Altro aspetto importante, nel momento in cui il PP lungo viene interrotto il target chiederà per forza chiarimenti. “che fine avevi fatto?”
Ora, mi chiedo, pur restando certo che non bisogna qualificarsi per nessun motivo, è meglio cercare di cambiare argomento prima possibile e portarla rapidamente in uno stato emotivo positivo, o soffermarsi a parlare del periodo di lontananza fornendo delle spiegazioni generiche tipo “sono stato molto occupato” o “avevo voglia di stare un po’ per i fatti miei” e quindi parlare d’altro?

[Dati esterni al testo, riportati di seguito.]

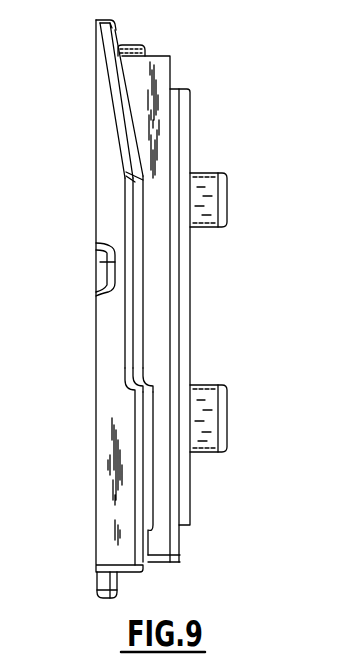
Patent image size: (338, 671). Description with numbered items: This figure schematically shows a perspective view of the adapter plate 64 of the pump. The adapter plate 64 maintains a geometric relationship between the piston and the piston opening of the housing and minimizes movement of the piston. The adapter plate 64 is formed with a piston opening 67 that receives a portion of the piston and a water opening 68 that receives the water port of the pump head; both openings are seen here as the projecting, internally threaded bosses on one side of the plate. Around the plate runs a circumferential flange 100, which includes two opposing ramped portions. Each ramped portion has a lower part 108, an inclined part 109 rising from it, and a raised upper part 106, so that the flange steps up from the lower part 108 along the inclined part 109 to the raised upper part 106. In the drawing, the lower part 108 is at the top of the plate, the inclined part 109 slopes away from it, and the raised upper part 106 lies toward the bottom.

The adapter plate 64 is at (235, 61).
The piston opening 67 is at (218, 420).
The water opening 68 is at (213, 200).
The circumferential flange 100 is at (113, 181).
The raised upper part 106 is at (152, 547).
The lower part 108 is at (114, 34).
The inclined part 109 is at (108, 90).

Il PP lungo avrà comunque sortito il suo effetto e forse una spiegazione minima aiuterà il target a sentirsi nuovamente a suo agio con noi, ed è questo che ci interessa… inutile infierire. Però attendo le vostre idee al riguardo.

Un ultima cosa, quando è utile una strategia di questo tipo?
Quando avete una relazione che richiede una sferzata di energia perché sta morendo di troppa abitudinarietà o si è infilata in un vicolo cieco. Pensate ad una LJBF che volete convertire in LTR o FB ad esempio. O ad una LTR che vi sta mettendo alle corde o una FB che vorrebbe di più e siccome non glielo date sta per mollare.
I requisiti per metterlo in pratica sono che la relazione sia ancora in vita, anche se morente come nel mio caso, e che ci sia un forte legame su cui giocare.
Il legame fungerà da fulcro per la vostra leva. Se il legame è debole la leva non troverà nulla su cui poggiare e il PP lungo cadrà nel vuoro, diventando il primo grande passo verso la fine della relazione.